New independent panel to advise on services that put people first
3 Apr 2014 01:09 PM
Announcement of an independent panel to look at
how public services are delivered.
The
Chief Secretary to the Treasury and the Local Government Secretary yesterday (2
April 2014) announced the creation of an independent panel to look at how
public services are delivered.
The
new Service Transformation Challenge Panel will be part of the
government’s continued commitment to create public services which look at
individuals and families rather than working in traditional Whitehall
silos.
Already councils and services working with the Public Service
Transformation Network have shown that working in partnership to join
up services can meet the needs of individuals and change people’s lives
for the better.
The Troubled
Families programme and Better Care
Fund represent significant steps in the right direction. The
announcement of the extension of the Troubled Families programme in 2014 to
2015 at the Budget as well as a £410 million transformation funding
package to support local places demonstrate the scale of government
ambition.
The
Service Transformation Challenge Panel will advise on what needs to happen both
locally and nationally to increase the pace and scale of transformation within
public services. Where there are barriers to transformation, the panel will
make practical recommendations on how we can address such
issues.
It
is expected that the panel’s recommendation will help government to
accelerate the delivery of better outcomes for local people and support local
places to go further and faster with their change plans.
Danny Alexander, the chief secretary to the Treasury,
said:
The Community
Budget pilots showed we can create better services that cost less. If
the approach were adopted nationally, it could save billions of
pounds.
I
want to see local authorities with more power to deliver better services for
people in their area. The new panel will help identify and accelerate the
changes local areas need to make to support vulnerable children and young
people, prevent crime and get people back into work.

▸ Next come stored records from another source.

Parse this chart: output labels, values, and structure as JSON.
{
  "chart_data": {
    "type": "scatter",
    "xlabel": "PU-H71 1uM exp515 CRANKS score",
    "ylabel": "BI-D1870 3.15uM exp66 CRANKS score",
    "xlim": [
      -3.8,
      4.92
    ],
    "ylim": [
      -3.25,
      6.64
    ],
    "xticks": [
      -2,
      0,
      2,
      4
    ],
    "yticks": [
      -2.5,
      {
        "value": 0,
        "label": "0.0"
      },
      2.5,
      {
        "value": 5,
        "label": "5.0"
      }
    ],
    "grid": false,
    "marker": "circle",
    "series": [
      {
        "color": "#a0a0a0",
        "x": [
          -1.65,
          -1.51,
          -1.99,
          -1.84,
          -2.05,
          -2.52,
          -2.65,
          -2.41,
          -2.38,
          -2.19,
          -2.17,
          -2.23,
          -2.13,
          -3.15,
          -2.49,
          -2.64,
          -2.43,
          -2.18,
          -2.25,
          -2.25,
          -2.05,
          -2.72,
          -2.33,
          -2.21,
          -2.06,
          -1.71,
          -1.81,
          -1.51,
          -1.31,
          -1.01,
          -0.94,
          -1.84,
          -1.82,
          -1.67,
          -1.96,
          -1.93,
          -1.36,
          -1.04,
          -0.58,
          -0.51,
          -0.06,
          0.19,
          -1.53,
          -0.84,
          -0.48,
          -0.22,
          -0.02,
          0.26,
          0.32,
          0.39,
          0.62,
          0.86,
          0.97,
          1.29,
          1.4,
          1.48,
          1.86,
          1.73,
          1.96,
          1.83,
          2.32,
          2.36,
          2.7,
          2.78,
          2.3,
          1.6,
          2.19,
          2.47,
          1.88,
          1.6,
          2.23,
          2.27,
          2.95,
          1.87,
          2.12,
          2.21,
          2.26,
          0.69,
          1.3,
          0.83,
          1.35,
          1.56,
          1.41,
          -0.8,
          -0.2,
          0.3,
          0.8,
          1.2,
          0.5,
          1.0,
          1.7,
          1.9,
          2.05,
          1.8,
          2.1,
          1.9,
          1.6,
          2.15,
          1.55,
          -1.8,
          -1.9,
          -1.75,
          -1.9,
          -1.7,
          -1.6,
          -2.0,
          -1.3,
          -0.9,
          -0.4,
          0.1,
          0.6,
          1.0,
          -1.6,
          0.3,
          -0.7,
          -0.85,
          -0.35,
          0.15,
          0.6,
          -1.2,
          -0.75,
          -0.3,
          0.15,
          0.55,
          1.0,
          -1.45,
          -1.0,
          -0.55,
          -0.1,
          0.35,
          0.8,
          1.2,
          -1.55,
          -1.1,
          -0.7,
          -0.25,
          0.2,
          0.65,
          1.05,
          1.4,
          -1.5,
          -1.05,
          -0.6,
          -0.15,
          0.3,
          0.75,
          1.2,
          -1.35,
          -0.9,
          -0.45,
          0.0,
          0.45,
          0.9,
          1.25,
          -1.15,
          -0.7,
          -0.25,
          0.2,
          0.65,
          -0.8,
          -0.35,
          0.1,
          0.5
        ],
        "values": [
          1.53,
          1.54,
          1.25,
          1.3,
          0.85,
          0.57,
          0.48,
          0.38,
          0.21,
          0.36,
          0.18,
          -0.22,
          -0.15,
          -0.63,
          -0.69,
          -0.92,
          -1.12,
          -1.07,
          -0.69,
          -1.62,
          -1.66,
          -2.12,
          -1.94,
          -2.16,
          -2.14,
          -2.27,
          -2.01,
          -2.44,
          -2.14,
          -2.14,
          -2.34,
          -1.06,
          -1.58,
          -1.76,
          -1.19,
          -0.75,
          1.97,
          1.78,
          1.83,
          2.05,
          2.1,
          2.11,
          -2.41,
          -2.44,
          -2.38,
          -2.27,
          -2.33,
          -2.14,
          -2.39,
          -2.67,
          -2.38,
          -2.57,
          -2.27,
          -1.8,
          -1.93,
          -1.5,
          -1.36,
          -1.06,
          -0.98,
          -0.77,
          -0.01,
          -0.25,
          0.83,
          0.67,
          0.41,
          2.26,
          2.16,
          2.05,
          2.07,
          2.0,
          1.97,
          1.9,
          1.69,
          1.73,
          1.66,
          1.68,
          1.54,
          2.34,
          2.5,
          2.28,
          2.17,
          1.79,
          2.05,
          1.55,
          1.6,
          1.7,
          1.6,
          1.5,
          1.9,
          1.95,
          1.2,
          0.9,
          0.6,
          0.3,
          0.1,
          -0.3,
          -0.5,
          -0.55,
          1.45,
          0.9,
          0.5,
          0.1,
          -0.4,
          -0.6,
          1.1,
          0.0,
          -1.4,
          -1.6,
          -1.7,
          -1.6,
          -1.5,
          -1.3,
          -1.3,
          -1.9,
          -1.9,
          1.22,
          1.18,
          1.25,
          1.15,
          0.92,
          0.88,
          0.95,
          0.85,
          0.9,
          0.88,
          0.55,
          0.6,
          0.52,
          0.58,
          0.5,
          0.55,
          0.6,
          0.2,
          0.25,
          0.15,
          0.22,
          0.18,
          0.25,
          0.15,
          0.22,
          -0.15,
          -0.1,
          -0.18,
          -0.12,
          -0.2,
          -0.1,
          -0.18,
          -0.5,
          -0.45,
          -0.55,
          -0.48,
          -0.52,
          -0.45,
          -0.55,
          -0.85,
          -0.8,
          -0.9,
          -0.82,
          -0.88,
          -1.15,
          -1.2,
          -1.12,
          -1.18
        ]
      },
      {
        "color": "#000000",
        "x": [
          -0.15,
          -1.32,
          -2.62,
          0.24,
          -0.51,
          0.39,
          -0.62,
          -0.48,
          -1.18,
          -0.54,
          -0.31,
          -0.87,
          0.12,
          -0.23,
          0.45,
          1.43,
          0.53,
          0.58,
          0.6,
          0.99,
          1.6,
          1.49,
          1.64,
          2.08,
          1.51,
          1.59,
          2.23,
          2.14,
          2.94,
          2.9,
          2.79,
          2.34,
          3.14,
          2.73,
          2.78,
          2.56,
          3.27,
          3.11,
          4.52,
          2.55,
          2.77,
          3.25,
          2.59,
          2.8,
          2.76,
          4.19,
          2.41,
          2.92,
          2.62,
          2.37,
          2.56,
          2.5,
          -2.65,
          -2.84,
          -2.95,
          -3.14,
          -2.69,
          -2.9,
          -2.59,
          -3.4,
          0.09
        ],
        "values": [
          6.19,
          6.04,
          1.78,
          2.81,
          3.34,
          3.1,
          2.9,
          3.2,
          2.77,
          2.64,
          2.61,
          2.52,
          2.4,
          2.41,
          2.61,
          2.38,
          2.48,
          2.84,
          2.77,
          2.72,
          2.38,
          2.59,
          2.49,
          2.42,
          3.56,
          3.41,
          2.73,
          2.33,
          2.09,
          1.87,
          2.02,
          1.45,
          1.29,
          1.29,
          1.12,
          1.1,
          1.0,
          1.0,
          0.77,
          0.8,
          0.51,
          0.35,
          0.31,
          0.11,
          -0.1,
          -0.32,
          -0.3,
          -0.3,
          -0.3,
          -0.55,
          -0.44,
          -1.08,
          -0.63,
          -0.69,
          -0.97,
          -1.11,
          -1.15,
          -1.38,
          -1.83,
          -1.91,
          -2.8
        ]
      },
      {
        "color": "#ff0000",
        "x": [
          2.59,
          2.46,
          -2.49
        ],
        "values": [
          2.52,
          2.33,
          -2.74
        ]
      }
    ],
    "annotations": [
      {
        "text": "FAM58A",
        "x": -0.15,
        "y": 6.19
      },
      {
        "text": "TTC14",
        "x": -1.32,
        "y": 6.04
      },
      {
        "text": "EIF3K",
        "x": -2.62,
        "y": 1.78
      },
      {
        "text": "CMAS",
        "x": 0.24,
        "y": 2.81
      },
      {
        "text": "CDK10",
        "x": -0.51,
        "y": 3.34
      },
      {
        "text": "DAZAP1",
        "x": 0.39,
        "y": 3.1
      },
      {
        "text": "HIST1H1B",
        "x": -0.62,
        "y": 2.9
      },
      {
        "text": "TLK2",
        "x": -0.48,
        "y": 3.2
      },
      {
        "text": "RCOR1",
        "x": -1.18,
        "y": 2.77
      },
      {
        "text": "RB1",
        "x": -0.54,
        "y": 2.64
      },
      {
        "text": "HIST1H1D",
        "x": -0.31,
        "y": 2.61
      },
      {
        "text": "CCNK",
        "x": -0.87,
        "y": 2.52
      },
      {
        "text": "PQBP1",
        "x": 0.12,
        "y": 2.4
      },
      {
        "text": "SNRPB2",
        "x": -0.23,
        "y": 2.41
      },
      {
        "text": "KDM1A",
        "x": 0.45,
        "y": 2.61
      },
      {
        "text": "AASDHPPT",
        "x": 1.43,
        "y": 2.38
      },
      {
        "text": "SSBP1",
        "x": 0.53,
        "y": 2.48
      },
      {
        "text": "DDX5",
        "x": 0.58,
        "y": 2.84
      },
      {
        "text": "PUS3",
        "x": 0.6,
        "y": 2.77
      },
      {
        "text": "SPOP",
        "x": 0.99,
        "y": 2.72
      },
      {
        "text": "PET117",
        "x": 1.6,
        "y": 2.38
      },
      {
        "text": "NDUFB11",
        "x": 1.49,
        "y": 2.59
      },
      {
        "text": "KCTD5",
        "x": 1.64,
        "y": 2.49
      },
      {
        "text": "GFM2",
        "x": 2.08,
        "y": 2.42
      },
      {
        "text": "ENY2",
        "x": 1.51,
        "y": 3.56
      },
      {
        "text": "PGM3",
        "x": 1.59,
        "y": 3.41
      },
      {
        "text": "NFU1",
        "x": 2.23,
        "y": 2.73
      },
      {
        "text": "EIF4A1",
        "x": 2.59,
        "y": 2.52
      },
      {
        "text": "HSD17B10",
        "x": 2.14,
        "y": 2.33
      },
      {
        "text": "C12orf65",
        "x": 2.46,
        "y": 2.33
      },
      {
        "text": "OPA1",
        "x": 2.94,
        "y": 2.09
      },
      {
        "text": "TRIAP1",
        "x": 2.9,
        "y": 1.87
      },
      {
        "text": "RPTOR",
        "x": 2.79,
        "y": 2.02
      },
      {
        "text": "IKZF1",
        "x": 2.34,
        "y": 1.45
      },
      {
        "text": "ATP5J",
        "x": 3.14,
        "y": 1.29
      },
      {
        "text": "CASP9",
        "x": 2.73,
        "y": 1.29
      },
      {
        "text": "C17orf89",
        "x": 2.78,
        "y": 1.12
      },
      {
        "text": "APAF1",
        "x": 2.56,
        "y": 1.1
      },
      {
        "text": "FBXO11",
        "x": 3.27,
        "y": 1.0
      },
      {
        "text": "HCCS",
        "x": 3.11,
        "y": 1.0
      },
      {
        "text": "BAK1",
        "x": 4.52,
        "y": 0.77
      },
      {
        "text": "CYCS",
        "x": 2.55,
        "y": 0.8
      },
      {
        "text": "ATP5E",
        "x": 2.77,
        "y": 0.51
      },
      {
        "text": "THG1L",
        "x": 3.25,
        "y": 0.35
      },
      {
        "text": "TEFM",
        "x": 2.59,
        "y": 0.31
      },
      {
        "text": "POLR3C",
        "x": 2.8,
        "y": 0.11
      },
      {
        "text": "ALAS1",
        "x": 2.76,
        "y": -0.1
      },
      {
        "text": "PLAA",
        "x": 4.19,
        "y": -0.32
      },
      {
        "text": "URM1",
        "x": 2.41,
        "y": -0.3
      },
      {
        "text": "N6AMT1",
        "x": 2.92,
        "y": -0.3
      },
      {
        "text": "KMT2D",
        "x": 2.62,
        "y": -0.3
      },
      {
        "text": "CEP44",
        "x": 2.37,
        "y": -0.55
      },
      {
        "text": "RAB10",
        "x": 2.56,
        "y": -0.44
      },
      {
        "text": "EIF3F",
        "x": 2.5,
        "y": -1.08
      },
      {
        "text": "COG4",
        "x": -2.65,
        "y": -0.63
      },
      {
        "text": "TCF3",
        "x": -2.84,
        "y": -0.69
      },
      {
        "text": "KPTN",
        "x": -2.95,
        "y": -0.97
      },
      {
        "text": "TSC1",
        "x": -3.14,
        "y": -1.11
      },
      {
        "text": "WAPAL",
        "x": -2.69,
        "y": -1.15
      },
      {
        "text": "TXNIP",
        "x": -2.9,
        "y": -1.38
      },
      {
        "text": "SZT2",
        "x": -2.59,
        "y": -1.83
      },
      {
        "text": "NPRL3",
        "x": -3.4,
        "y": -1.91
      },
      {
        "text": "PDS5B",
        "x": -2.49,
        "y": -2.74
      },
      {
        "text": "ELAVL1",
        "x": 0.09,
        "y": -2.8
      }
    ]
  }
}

Eric Pickles, the Secretary of State for Communities and
Local Government, said:
Every bit of the public sector needs to do its bit to
reduce the budget deficit, by focusing on cutting waste and making sensible
savings to protect frontline services.
The
Troubled Families programme and the Better Care Fund both place individuals
firmly at the heart of public services, and we need to see that approach
applied across the public sector.
Public services designed around the individual, rather
than the organisations delivering those services, not only deliver better
outcomes but also eliminate wasteful duplication.
We
are now building on that with Public Service Transformation Network and the
announcement of £400 million to accelerate delivery this new panel will
make sure we use that to keep the work going in the right direction so resident
and taxpayers benefit from better and more cost-effective public
services.
Further information
The
panel will have joint chairmanship under Derek Myers and Pat Ritchie, both of
whom will bring significant policy, delivery and leadership experience to the
role.
-
Derek Myers - Chair of the Board of Trustees of Shelter
and non-executive member of Public Health England’s advisory board. He is
the former Joint Chief Executive of Kensington & Chelsea and Hammersmith
& Fulham councils and a former Chairman of the Society of Local Authority
Chief Executives
-
Pat Ritchie - Chief Executive of Newcastle City Council
and a former Chief Executive of the Homes & Communities
Agency
A
full list of panel members and a formal call for evidence will be published
shortly.
The
panel will report back to government in the autumn.